Germany’s New Deal

At times this year, it seems as if the world is changing at breakneck speed. Understandings, practices and institutions built over decades are changing in days.

Germany provides a poignant case study on this front. The country is a leading member of the North Atlantic Treaty Organization (NATO) and the European Union (EU); Frankfurt is the headquarters of the European Central Bank. German economic policies, focused on fiscal discipline and inflation control, have been central to the compact binding euro area countries together.

Rapidly changing circumstances, however, have forced a re-evaluation of Germany’s core principles. With U.S. support for NATO wavering and a trade war brewing, the German government has proposed an amendment to its constitution to address growing challenges.

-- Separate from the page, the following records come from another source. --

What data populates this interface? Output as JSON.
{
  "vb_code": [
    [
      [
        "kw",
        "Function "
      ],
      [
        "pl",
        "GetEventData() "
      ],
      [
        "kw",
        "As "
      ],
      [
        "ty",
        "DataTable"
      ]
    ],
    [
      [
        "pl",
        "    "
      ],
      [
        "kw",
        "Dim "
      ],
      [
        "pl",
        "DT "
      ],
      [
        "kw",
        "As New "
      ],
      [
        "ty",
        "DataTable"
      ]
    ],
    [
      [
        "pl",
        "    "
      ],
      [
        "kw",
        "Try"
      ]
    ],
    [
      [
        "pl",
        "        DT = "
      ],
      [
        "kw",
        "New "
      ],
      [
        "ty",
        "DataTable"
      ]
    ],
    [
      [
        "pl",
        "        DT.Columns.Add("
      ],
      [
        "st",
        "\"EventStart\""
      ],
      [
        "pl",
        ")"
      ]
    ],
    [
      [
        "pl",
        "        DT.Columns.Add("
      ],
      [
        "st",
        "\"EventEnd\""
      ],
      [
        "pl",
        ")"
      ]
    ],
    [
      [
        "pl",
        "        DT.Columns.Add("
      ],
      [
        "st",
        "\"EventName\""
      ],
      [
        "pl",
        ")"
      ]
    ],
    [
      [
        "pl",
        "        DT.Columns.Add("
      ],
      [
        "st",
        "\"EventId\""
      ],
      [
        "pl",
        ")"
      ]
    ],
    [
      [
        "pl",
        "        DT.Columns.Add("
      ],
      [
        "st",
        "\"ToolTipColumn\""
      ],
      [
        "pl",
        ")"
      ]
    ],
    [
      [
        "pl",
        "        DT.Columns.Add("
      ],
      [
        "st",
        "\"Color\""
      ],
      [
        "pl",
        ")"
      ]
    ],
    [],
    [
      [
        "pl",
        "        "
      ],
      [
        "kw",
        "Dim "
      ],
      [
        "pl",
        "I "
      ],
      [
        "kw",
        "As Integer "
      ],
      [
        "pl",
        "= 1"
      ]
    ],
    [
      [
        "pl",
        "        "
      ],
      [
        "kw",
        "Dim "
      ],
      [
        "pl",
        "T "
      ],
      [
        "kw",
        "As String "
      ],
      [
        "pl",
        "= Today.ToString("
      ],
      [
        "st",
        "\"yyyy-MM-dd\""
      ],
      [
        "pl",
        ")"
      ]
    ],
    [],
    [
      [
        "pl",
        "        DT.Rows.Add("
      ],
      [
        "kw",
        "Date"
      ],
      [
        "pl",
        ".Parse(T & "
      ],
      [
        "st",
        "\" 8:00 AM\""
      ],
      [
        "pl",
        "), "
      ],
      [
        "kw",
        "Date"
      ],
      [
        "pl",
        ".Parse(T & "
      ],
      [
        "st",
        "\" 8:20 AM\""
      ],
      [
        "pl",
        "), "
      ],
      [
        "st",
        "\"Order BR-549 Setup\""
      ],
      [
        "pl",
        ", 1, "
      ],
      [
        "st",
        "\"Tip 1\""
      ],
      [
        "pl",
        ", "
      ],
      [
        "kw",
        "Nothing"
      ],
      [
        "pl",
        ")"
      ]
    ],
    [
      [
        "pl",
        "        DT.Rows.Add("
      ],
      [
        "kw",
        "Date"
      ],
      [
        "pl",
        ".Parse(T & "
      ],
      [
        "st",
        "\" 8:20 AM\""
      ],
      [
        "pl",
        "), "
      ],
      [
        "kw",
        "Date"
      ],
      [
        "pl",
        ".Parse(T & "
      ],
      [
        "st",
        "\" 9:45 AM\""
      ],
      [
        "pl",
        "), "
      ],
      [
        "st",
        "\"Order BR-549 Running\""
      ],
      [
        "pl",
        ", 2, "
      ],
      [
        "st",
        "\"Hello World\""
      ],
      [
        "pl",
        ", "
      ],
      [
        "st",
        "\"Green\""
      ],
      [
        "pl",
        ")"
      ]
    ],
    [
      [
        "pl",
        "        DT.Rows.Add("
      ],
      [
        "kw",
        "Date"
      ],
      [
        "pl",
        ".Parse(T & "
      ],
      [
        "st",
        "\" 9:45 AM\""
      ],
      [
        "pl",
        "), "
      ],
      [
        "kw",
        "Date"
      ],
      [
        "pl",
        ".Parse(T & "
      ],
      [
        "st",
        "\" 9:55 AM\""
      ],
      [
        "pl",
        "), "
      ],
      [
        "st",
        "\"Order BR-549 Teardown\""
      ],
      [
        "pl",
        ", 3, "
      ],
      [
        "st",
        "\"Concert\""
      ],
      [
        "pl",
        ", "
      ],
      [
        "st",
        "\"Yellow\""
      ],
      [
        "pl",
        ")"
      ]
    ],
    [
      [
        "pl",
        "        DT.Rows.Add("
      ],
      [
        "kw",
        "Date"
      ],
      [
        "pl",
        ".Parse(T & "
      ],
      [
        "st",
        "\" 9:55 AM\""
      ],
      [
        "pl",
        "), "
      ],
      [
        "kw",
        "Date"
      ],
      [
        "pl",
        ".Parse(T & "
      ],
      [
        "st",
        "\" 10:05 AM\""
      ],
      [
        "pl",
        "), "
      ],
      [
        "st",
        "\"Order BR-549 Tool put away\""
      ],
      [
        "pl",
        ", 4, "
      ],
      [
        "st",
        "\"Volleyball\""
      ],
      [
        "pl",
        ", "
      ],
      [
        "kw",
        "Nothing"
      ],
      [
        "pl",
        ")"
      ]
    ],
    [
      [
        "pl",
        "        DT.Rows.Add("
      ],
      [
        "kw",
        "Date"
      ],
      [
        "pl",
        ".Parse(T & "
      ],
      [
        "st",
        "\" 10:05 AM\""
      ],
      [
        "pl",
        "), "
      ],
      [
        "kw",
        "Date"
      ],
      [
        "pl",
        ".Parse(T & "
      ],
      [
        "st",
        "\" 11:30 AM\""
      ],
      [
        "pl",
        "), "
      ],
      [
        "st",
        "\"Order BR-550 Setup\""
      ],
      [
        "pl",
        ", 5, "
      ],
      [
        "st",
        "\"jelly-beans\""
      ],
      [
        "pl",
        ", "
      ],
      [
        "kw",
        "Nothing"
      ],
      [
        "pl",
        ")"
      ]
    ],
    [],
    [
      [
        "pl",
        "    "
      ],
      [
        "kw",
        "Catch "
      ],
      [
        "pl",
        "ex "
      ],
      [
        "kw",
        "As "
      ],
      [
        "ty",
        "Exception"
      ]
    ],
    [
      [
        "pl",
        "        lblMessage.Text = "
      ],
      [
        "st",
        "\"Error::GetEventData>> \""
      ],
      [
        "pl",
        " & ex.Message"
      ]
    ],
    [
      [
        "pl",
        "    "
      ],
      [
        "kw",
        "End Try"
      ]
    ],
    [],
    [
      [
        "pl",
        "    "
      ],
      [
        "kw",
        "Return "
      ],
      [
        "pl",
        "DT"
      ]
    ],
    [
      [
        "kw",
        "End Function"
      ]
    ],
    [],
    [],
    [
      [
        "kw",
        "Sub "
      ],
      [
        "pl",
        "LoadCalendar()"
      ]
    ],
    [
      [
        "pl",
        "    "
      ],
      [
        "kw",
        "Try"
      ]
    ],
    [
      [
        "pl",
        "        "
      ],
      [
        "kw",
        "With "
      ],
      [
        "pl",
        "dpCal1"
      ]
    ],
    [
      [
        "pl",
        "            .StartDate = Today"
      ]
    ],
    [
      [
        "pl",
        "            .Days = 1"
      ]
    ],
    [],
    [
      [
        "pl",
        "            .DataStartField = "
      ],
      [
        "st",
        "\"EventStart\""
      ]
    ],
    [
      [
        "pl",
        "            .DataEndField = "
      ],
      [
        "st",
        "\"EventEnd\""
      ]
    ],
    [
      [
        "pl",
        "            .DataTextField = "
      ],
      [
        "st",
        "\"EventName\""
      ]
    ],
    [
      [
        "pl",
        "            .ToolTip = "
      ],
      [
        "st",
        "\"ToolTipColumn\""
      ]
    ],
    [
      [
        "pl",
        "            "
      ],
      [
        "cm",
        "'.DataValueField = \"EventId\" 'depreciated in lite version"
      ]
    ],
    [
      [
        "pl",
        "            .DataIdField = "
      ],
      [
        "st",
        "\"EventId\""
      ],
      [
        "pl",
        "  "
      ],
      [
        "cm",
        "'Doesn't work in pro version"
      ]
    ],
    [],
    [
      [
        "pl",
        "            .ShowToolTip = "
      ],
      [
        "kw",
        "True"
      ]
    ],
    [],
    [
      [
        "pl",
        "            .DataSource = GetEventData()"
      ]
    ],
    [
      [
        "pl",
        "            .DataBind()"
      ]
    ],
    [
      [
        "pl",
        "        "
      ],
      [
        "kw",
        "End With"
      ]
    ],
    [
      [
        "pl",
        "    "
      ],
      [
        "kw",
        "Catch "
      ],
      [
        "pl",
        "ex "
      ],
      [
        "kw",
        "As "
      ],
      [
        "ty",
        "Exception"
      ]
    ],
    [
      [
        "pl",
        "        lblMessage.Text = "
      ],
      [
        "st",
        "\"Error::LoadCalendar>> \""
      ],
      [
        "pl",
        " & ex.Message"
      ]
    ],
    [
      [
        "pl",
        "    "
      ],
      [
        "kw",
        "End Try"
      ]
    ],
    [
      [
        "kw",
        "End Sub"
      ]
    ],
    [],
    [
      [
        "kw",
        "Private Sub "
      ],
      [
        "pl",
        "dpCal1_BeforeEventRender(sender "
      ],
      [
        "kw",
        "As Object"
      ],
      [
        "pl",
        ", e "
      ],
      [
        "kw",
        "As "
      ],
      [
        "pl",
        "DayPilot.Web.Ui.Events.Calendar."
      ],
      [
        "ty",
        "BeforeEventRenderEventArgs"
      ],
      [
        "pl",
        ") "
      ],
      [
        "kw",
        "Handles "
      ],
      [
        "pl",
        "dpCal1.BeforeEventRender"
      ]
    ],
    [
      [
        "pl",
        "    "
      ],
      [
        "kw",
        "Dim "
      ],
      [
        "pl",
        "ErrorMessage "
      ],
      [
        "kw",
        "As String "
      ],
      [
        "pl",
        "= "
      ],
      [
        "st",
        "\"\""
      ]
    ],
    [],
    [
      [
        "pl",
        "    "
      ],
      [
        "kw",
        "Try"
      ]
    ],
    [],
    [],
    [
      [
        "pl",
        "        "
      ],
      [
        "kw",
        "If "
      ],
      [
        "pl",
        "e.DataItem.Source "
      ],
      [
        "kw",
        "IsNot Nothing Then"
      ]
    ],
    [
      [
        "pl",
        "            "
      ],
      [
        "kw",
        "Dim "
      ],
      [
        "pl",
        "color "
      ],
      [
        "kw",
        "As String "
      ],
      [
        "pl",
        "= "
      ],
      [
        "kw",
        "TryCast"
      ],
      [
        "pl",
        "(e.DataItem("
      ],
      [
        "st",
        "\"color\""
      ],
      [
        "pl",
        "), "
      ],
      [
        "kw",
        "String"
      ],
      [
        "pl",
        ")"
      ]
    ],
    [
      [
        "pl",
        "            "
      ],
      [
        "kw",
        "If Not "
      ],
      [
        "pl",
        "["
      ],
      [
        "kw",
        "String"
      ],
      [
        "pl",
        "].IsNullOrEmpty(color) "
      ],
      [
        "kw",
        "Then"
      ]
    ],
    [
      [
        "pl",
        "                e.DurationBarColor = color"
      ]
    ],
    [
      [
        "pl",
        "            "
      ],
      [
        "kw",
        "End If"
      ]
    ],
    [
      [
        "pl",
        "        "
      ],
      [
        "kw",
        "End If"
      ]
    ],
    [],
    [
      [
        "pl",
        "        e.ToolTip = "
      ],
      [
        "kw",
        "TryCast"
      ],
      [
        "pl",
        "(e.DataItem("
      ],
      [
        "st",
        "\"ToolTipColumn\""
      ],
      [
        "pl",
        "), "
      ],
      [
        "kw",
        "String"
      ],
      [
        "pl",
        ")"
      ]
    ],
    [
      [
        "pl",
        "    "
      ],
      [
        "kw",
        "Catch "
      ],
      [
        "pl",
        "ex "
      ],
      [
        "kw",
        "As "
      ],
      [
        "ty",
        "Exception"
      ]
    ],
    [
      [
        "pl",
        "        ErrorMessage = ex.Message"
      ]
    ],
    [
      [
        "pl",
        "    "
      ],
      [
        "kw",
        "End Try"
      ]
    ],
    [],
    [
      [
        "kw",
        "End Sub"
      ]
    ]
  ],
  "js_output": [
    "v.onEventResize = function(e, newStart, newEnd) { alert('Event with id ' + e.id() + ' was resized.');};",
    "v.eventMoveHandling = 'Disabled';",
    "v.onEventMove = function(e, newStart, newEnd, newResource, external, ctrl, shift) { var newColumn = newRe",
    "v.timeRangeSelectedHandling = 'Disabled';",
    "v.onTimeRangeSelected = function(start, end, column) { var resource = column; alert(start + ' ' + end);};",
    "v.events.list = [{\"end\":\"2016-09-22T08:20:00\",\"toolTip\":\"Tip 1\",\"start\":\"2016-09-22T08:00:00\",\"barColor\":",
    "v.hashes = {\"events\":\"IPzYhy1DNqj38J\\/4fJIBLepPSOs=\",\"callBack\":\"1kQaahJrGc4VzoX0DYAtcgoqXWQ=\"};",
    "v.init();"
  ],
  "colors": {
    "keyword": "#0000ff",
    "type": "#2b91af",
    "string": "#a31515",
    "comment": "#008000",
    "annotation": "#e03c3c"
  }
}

Germany has made generational change in just a few weeks.

Up until now, Germany has adhered to a debt “brake” which limits budget deficits to 0.35% of gross domestic product (GDP). By contrast, the United States is dealing with annual shortfalls of 6% of GDP; the average across Western Europe is over 4%. The lack of fiscal space has challenged Germany’s economy, which has gone from triumph to travail.

American foreign policy, however, has encouraged Europe to become more self-sufficient for their security. And reciprocal tariffs against the EU have been threatened for April 1. These developments prompted the German parliament to amend the national constitution.